The lawsuit filed by a Philadelphia firefighter whose photo was used in an article in the New York Daily News last January about a sex scandal in the Philadelphia Fire Department, has been dismissed. However, his attorneys have already filed an appeal in the case.
You may recall that last February, Firefighter Francis X. Cheney II filed suit against the NY Daily News in the Philadelphia County Court of Common Pleas. The suit alleged defamation, invasion of privacy, and intentional infliction of emotional distress based on a photo of Cheney that accompanied a headline story about a sex scandal in the Philadelphia Fire Department. Cheney had nothing to do with the sex scandal and claimed that numerous people who saw the headline assumed he was involved.
Attorneys for the Daily News successfully had the case removed to federal court in Pennsylvania, where they promptly filed a motion to dismiss for failure to state a claim on which relief may be granted.
On Count I – Invasion of Privacy by Portraying Plaintiff in a False Light, US District Court Judge Stewart Dalzell ruled:
- Because the inclusion of Cheney’s photograph along with the accompanying caption could not reasonably be read to imply that Cheney was involved in the scandal, Cheney cannot establish a claim for false light/invasion of privacy.
- Cheney’s photograph appears as one of two in the article, and the first photograph is clearly a generic photograph of a Philadelphia firefighter performing his duties at the scene of a fire several years before the scandal covered in the article.
- In that context, the second photograph, which emphasizes the crest on Cheney’s jacket and clearly indicates via the caption that the photograph is of Cheney performing official duties at a memorial ceremony many years before the scandal at issue, does not imply that Cheney was one of the firefighters involved in the scandal.
- Cheney cannot establish that the inclusion of his photograph is the type of “discrete presentation of information in a fashion which renders the publication susceptible to inferences casting one in a false light.”
- it is clear from the context of the article that Cheney’s photograph was included as stock footage, and there is no reasonable inference from the inclusion of the photograph that he was involved in the scandal.
As to Count II – Defamation/Libel, Judge Dalzell ruled:
- the plaintiff in a defamation or libel case bears the burden of proving: (1) the defamatory character of the communication, (2) publication by the defendant, (3) application to the plaintiff, (4) the recipient’s understanding of the publication’s defamatory meaning, and (5) the recipient’s understanding of the publication as intended to be applied to the plaintiff.
- to recover, a plaintiff must show that the defamatory statement was “of and concerning” him, and a plaintiff cannot recover if the alleged defamatory statements “could not reasonably be read as accusing [the plaintiff] of personal involvement in the acts in question.”
- the allegedly defamatory material in the article is not capable of being reasonably understood as intended to refer to Francis Cheney.
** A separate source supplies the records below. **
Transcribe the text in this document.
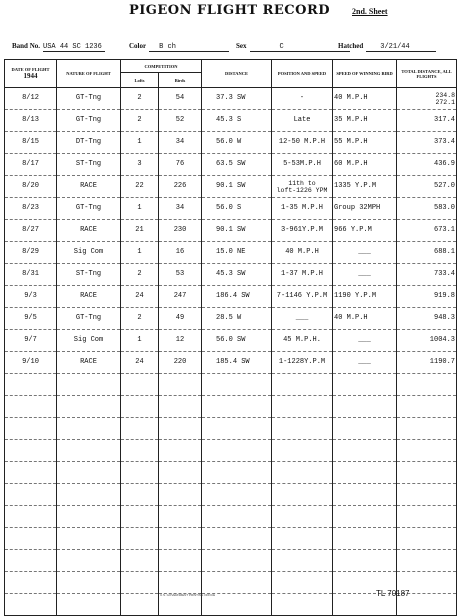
PIGEON FLIGHT RECORD	2nd. Sheet
Band No. USA 44 SC 1236	Color B ch	Sex	C	Hatched 3/21/44
DATE OF FLIGHT
1944	NATURE OF FLIGHT	COMPETITION		DISTANCE	POSITION AND SPEED	SPEED OF WINNING BIRD	TOTAL DISTANCE, ALL FLIGHTS
		Lofts	Birds				
8/12	GT-Tng	2	54	37.3 SW	-	40 M.P.H	234.8
272.1
8/13	GT-Tng	2	52	45.3 S	Late	35 M.P.H	317.4
8/15	DT-Tng	1	34	56.0 W	12-50 M.P.H	55 M.P.H	373.4
8/17	ST-Tng	3	76	63.5 SW	5-53M.P.H	60 M.P.H	436.9
8/20	RACE	22	226	90.1 SW	11th to
loft-1226 YPM	1335 Y.P.M	527.0
8/23	GT-Tng	1	34	56.0 S	1-35 M.P.H	Group 32MPH	583.0
8/27	RACE	21	230	90.1 SW	3-961Y.P.M	966 Y.P.M	673.1
8/29	Sig Com	1	16	15.0 NE	40 M.P.H	___	688.1
8/31	ST-Tng	2	53	45.3 SW	1-37 M.P.H	___	733.4
9/3	RACE	24	247	186.4 SW	7-1146 Y.P.M	1190 Y.P.M	919.8
9/5	GT-Tng	2	49	28.5 W	___	40 M.P.H	948.3
9/7	Sig Com	1	12	56.0 SW	45 M.P.H.	___	1004.3
9/10	RACE	24	220	185.4 SW	1-1228Y.P.M	___	1190.7

U.S. GOVERNMENT PRINTING OFFICE	TL 70187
The caption accompanying his picture makes clear that it is an old photo from a memorial ceremony in 2006. The photograph’s focus is on the Philadelphia Fire Department patch on Cheney’s coat, not Cheney himself. The inclusion of a second picture of an unnamed Philadelphia firefighter responding to a fire years before emphasizes that both photographs are to provide texture, not content, to the article. Further, nothing in the article refers to either picture or constitutes innuendo that either pictured firefighter had any relationship to the story beyond being a Philadelphia firefighter.
- Because Cheney cannot establish that the defamatory statements in the article are capable of being reasonably understood to refer to him, he cannot establish a claim for defamation or libel.
As for Count III – Intentional Infliction of Severe Emotional Distress, Judge Dalzell ruled:
- The Daily News’s alleged conduct is not sufficiently extreme or outrageous to establish liability for intentional infliction of emotional distress.
- While we must accept all of Cheney’s well-pleaded facts as true, we give no such credit to his legal conclusions. But, even if we did, and agreed that the Daily News created the false impression that he was one of several firefighters and/or other city employees involved in such a scandal, it would not be enough to establish a claim for intentional infliction of emotional distress. Being falsely implicated in lewd or lascivious conduct is unfair and unfortunate — and sometimes defamatory — but not extreme or outrageous.
Yesterday, Cheney’s attorneys filed an appeal of Judge Dalzell’s ruling to the US 3rd Circuit Court of Appeals.